Vaniteux au point de se croire au centre d'un monde dont il ne sait pas grand-chose, fasciné par les catastrophes et condamné à mourir, l'être humain est vraiment dans la schnoutte. Mais jamais autant que les comédiens du NTE qui, dans La fin, d'Alexis Martin, pataugeront littéralement dedans.

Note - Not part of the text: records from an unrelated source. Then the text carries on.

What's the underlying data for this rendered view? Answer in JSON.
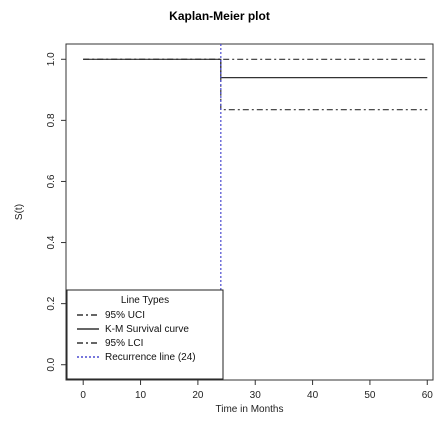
{
  "chart_data": {
    "type": "line",
    "title": "Kaplan-Meier plot",
    "xlabel": "Time in Months",
    "ylabel": "S(t)",
    "xlim": [
      -3,
      61
    ],
    "ylim": [
      -0.05,
      1.05
    ],
    "x_ticks": [
      "0",
      "10",
      "20",
      "30",
      "40",
      "50",
      "60"
    ],
    "y_ticks": [
      "0.0",
      "0.2",
      "0.4",
      "0.6",
      "0.8",
      "1.0"
    ],
    "series": [
      {
        "name": "95% UCI",
        "style": "dashdot",
        "color": "#333333",
        "points": [
          [
            0,
            1.0
          ],
          [
            24,
            1.0
          ],
          [
            24,
            1.0
          ],
          [
            60,
            1.0
          ]
        ]
      },
      {
        "name": "K-M Survival curve",
        "style": "solid",
        "color": "#333333",
        "points": [
          [
            0,
            1.0
          ],
          [
            24,
            1.0
          ],
          [
            24,
            0.94
          ],
          [
            60,
            0.94
          ]
        ]
      },
      {
        "name": "95% LCI",
        "style": "dashdot",
        "color": "#333333",
        "points": [
          [
            0,
            1.0
          ],
          [
            24,
            1.0
          ],
          [
            24,
            0.835
          ],
          [
            60,
            0.835
          ]
        ]
      },
      {
        "name": "Recurrence line (24)",
        "style": "dotted",
        "color": "#4a4ad0",
        "vline_x": 24
      }
    ],
    "legend": {
      "title": "Line Types",
      "position": "bottom-left",
      "entries": [
        "95% UCI",
        "K-M Survival curve",
        "95% LCI",
        "Recurrence line (24)"
      ]
    }
  }
}
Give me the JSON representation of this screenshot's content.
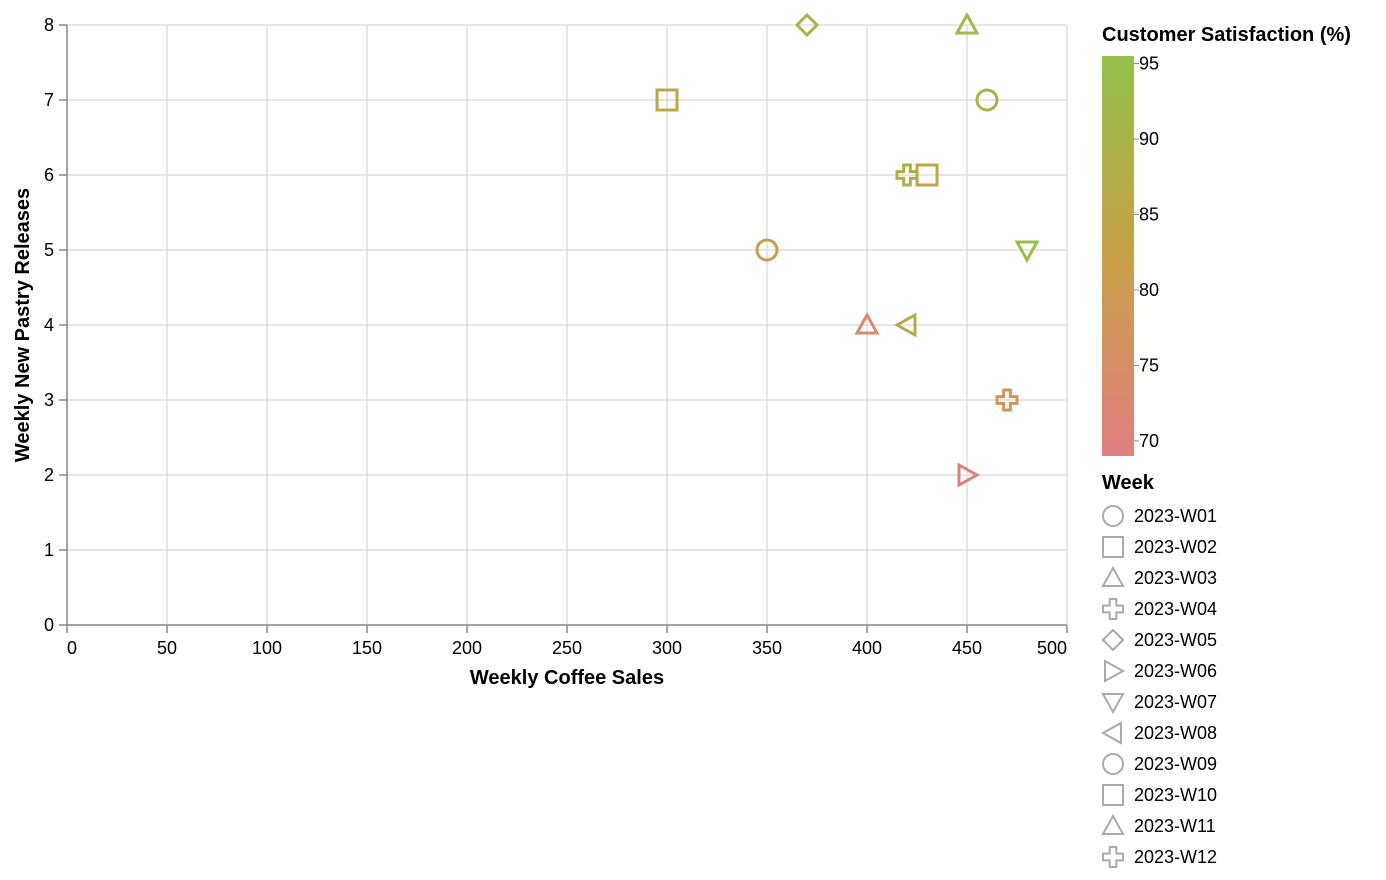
{
  "chart_data": {
    "type": "scatter",
    "title": "",
    "xlabel": "Weekly Coffee Sales",
    "ylabel": "Weekly New Pastry Releases",
    "xlim": [
      0,
      500
    ],
    "ylim": [
      0,
      8
    ],
    "x_ticks": [
      "0",
      "50",
      "100",
      "150",
      "200",
      "250",
      "300",
      "350",
      "400",
      "450",
      "500"
    ],
    "y_ticks": [
      "0",
      "1",
      "2",
      "3",
      "4",
      "5",
      "6",
      "7",
      "8"
    ],
    "grid": true,
    "color_legend": {
      "title": "Customer Satisfaction (%)",
      "ticks": [
        "95",
        "90",
        "85",
        "80",
        "75",
        "70"
      ],
      "domain": [
        69,
        95.5
      ],
      "colors": [
        "#e07f80",
        "#c8a048",
        "#93c04a"
      ]
    },
    "shape_legend": {
      "title": "Week",
      "entries": [
        {
          "label": "2023-W01",
          "shape": "circle-icon"
        },
        {
          "label": "2023-W02",
          "shape": "square-icon"
        },
        {
          "label": "2023-W03",
          "shape": "triangle-up-icon"
        },
        {
          "label": "2023-W04",
          "shape": "cross-icon"
        },
        {
          "label": "2023-W05",
          "shape": "diamond-icon"
        },
        {
          "label": "2023-W06",
          "shape": "triangle-right-icon"
        },
        {
          "label": "2023-W07",
          "shape": "triangle-down-icon"
        },
        {
          "label": "2023-W08",
          "shape": "triangle-left-icon"
        },
        {
          "label": "2023-W09",
          "shape": "circle-icon"
        },
        {
          "label": "2023-W10",
          "shape": "square-icon"
        },
        {
          "label": "2023-W11",
          "shape": "triangle-up-icon"
        },
        {
          "label": "2023-W12",
          "shape": "cross-icon"
        }
      ]
    },
    "points": [
      {
        "week": "2023-W01",
        "x": 350,
        "y": 5,
        "satisfaction": 80
      },
      {
        "week": "2023-W02",
        "x": 300,
        "y": 7,
        "satisfaction": 85
      },
      {
        "week": "2023-W03",
        "x": 400,
        "y": 4,
        "satisfaction": 75
      },
      {
        "week": "2023-W04",
        "x": 420,
        "y": 6,
        "satisfaction": 88
      },
      {
        "week": "2023-W05",
        "x": 370,
        "y": 8,
        "satisfaction": 90
      },
      {
        "week": "2023-W06",
        "x": 450,
        "y": 2,
        "satisfaction": 70
      },
      {
        "week": "2023-W07",
        "x": 480,
        "y": 5,
        "satisfaction": 95
      },
      {
        "week": "2023-W08",
        "x": 420,
        "y": 4,
        "satisfaction": 87
      },
      {
        "week": "2023-W09",
        "x": 460,
        "y": 7,
        "satisfaction": 90
      },
      {
        "week": "2023-W10",
        "x": 430,
        "y": 6,
        "satisfaction": 85
      },
      {
        "week": "2023-W11",
        "x": 450,
        "y": 8,
        "satisfaction": 93
      },
      {
        "week": "2023-W12",
        "x": 470,
        "y": 3,
        "satisfaction": 78
      }
    ]
  }
}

«On avait envie de faire quelque chose de rigolo, mais on est partis d'un thème un peu sérieux», reconnaît Daniel Brière. La fin, qui prend l'affiche la semaine prochaine à Espace libre, parle de... la fin. De la mort, donc, mais aussi de l'obsession de notre société pour les catastrophes, de l'extinction des langues et des cultures, de la désagrégation des identités et un peu de la rupture amoureuse.

 

Ce n'est pas le sujet rêvé pour faire rire. Or, ce texte d'Alexis Martin, mis en scène par Daniel Brière, est d'abord une création du NTE. Dans ce laboratoire jadis animé par Gravel et Ronfard, quand on critique ou on se prend la tête, c'est toujours «à la façon NTE». C'est-à-dire «de manière amusée, avec un peu de recul et un peu de cynisme», précise celui qui, pour ce spectacle, endosse le rôle du metteur en scène.

La fin, telle que vue par Alexis Martin, n'est pas une finalité, mais un passage. Une variation sur le thème de Lavoisier: «Rien ne se perd, rien ne se crée, tout se transforme.» La pièce évoque d'ailleurs moins la fin du monde que celle d'une époque. «Au fond, ce qui nous intéresse, c'est le changement, expose Daniel Brière. On s'en va vers autre chose et c'est inéluctable.»

Scrutant le présent, l'auteur s'attarde notamment au sensationnalisme qui malmène le journalisme, à l'absurde marchandisation de la mort et à la quête de l'ultime scénario catastrophe qui remplira les coffres d'Hollywood. Projetant son regard vers le futur, Alexis Martin imagine les derniers descendants de l'obscure tribu québécoise et une scène où des archéologues tirent du sol des vestiges de notre civilisation: des disques, des t-shirts et des affiches de Céline Dion.

«Est-ce ce qui va rester de la culture? Et si c'était ça, qu'est-ce qu'on en pense?» demande Daniel Brière. L'équipe de La fin - dont la distribution compte aussi Marie Brassard, Michel Charette et Sharon Ibgui - ne donne pas de réponse. «Il y a de petits scénarios qui se suivent dans la pièce, mais il n'y a pas de dénouement ou une seule interprétation. Il était important pour nous qu'il n'y ait pas de morale ni de dire ce qu'on en pense.»

Élément incontrôlable

Pour Daniel Brière, tout est matière au théâtre: le texte, l'acteur, le décor. Il pousse l'audace plus loin dans La fin en usant d'une substance semi-liquide aux propriétés étonnantes: une matière malléable, presque vivante et extrêmement salissante que l'équipe de production a affectueusement baptisé la «schnoutte». Durant le spectacle, il en coulera sur le décor, sur l'aire de jeu et... sur les acteurs.

«J'avais envie de travailler avec une matière, quelque chose d'incontrôlable et d'organique», explique Daniel Brière. Il a pensé à la terre, mais ça soulève une poussière «épouvantable», il faut l'arroser et ça incommode les gens prédisposés aux allergies. En plus le NTE a déjà joué dans la terre. Le sable? «C'est l'enfer, tranche-t-il, il y en a partout après.»

Ne reculant devant aucune folie, il a opté pour un mélange de fécule de maïs et d'eau, augmenté d'un additif utilisé pour conserver l'uniformité des mélanges de yogourt. «L'élément qui va toujours bouger dans le spectacle, c'est cette fameuse matière, expose le metteur en scène. On la fait le jour même et si on met plus d'eau, elle coulera plus vite, alors que si on en met moins, elle coulera plus lentement...»

Ce curieux coulis, c'est l'élément «expérimental» de cette nouvelle création du Nouveau théâtre expérimental. «La propriété de cette matière-là, c'est qu'elle devient presque dure lorsque tu la tapes et que, après, elle se remet à couler, dit encore Daniel Brière. On l'utilise pour faire des accessoires, pour reproduire des images, ce qui fait qu'on est vraiment dans la schnoutte.»

La fin, du 30 mars au 24 avril à Espace Libre.